Now anyone who reads this Blog will understand that I have fairly strong views on security of data, in actual fact access to the systems is really secondary when compared to security of the data. As an example someone gaining access to the systems could cause some serious problems for us as an organisation, potentially they could do a lot of damage – but in reality it’s quite short term and more annoying than serious. Were they to gain full root access that would be a different matter, but in the main simple unauthorised access isn’t a big problem. However access to the data is a different matter, access to the root account and the data is an absolute nightmare – but this scenario is entirely plausible where I work. If you have read some of the earlier posts in this blog, you’ll know I keep arriving back at this subject. I’ve worked at many places that were a lot worse, a Hospital where a system used to store patients data – with a terminal on the ward. Was used to access patient data, albeit by the patients mother – an ex nurse that had worked on the ward in the past! But in reality these things seem to be the norm, especially as in a lot of cases basic security protocols are not followed allowing this type of breach to happen.
How hard can it be to complete the security 101 course for managers (now hard can any 101 course for managers be?), just remember that most of the people that led us into the financial crisis had a management qualification or a banking qualification. I mean a quick sanity check that would probably work in any organisation would be. What is the most serious an incident where a server was vandalised and had to be replaced, or an incident were we lost a set of backups containing our customer data. I’m sure that 7 out of 10 IT managers would be worried about the first as they would have to pay for repairs or a replacement, of course there are the other 3 and the reactions that you could expect from them would vary significantly. In order for us to put this in perspective I’d cite a couple of examples, where I have been involved in some capacity.
The first example was a trading house, yes they traded commodities that were or could be volatile – so an outage was likely to be costly. They suffered a break in, nothing was taken and no damage was done. The police responded I’m going to assume somewhat baffled to find nothing missing, the key holder was called the building was secured and life went on as normal. However a week later on the same night at the same time, there was an other break in. This time most of the computer equipment was stolen, all the desktops (CPU) and the main data server – a firmans axe was used to sever the cabling. However less than 36 hours later everything had been replaced and the company was back in business, the data that was core to the operation of the company wasn’t stored on the main server it was on a disk array which in those days was probably too heavy to remove. The police did in fact advise the company, that they thought that the first break in may have been used to check how long it would take them to respond.

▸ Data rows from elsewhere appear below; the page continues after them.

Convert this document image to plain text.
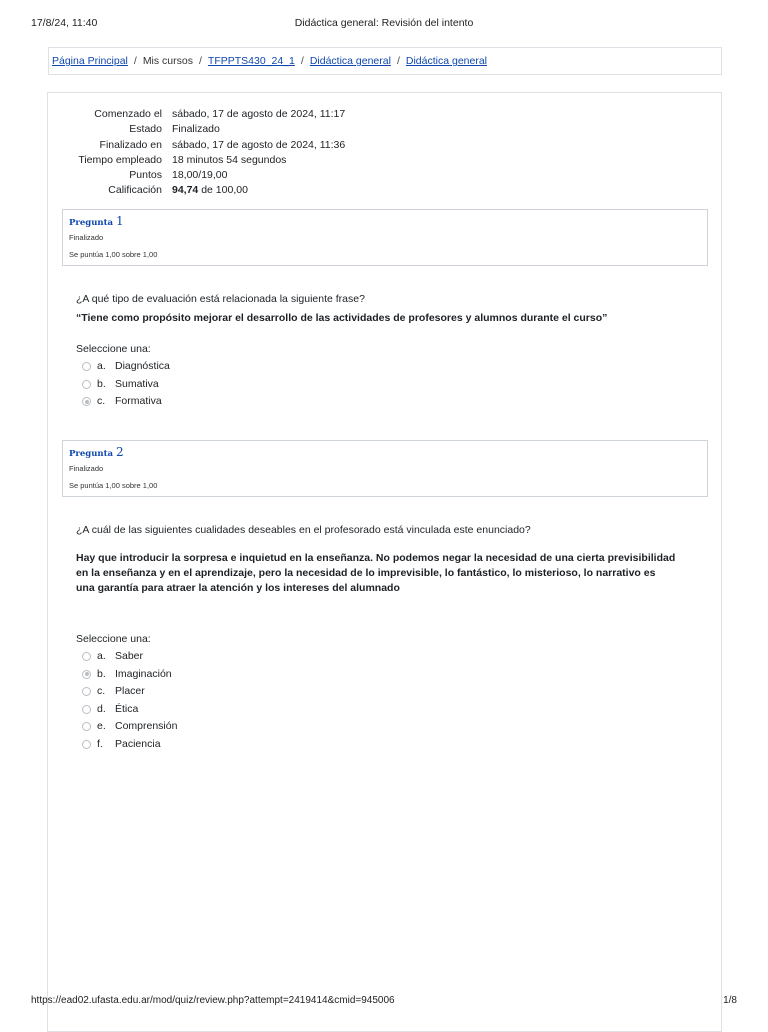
17/8/24, 11:40	Didáctica general: Revisión del intento
Página Principal / Mis cursos / TFPPTS430_24_1 / Didáctica general / Didáctica general
Comenzado el sábado, 17 de agosto de 2024, 11:17
Estado Finalizado
Finalizado en sábado, 17 de agosto de 2024, 11:36
Tiempo empleado 18 minutos 54 segundos
Puntos 18,00/19,00
Calificación 94,74 de 100,00
Pregunta 1
Finalizado
Se puntúa 1,00 sobre 1,00
¿A qué tipo de evaluación está relacionada la siguiente frase?
“Tiene como propósito mejorar el desarrollo de las actividades de profesores y alumnos durante el curso”
Seleccione una:
a. Diagnóstica
b. Sumativa
c. Formativa
Pregunta 2
Finalizado
Se puntúa 1,00 sobre 1,00
¿A cuál de las siguientes cualidades deseables en el profesorado está vinculada este enunciado?
Hay que introducir la sorpresa e inquietud en la enseñanza. No podemos negar la necesidad de una cierta previsibilidad en la enseñanza y en el aprendizaje, pero la necesidad de lo imprevisible, lo fantástico, lo misterioso, lo narrativo es una garantía para atraer la atención y los intereses del alumnado
Seleccione una:
a. Saber
b. Imaginación
c. Placer
d. Ética
e. Comprensión
f. Paciencia
https://ead02.ufasta.edu.ar/mod/quiz/review.php?attempt=2419414&cmid=945006	1/8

The Second incident – which I was also involved in is more humorous but is an excellent example none the less. An IT manager who had recently upgraded one of his core business systems approached a small local company to dispose of his old equipment, the equipment was uplifted and removed from site. The arrangement being that the company could dispose of it as it saw fit keeping any proceeds, however at a networking meeting the director of the small company that had uplifted the equipment was made aware that he had been duped. He was advised that the equipment was just cluttering up a store room and that it was worthless junk also that there would have been a charge for removing it, during the course of the conversation others at the meeting were deriving a significant amount of mirth from the situation. When the person who had the equipment discovered that they also had a full set of the data along with a full customer listing and that it was only available in hard copy, he ran a comprehensive mail shot selling the data in electronic format for a fraction of it’s worth to the full customer base . He who laughs last eh! The IT manager it seems had a credibility problem after that, but I’m sure he didn’t make the same mistake again. However what I can say is that it resulted in the organisation having to completely review it’s business model, it also meant that for a significant period of time it had nothing worth selling as it relied completely on the information that it held for it’s income.
The two examples above may not be great examples, however what one may be able to ascertain is that the hardware is worth little or nothing when compared to the data. When I started in this industry over 30 years ago, a much older and wiser person than me told me that within six months the value of the data on a system exceeded the value of the system. I had a real dumb laugh to myself, I hate it when a long time later you realise that someone else was right. It’s embarrassing, even if no one else knows what happened – you do and the realisation that you may not be infallible doesn’t sit too easy. It’s at times like this when being a Cybernomad seems to be a good idea!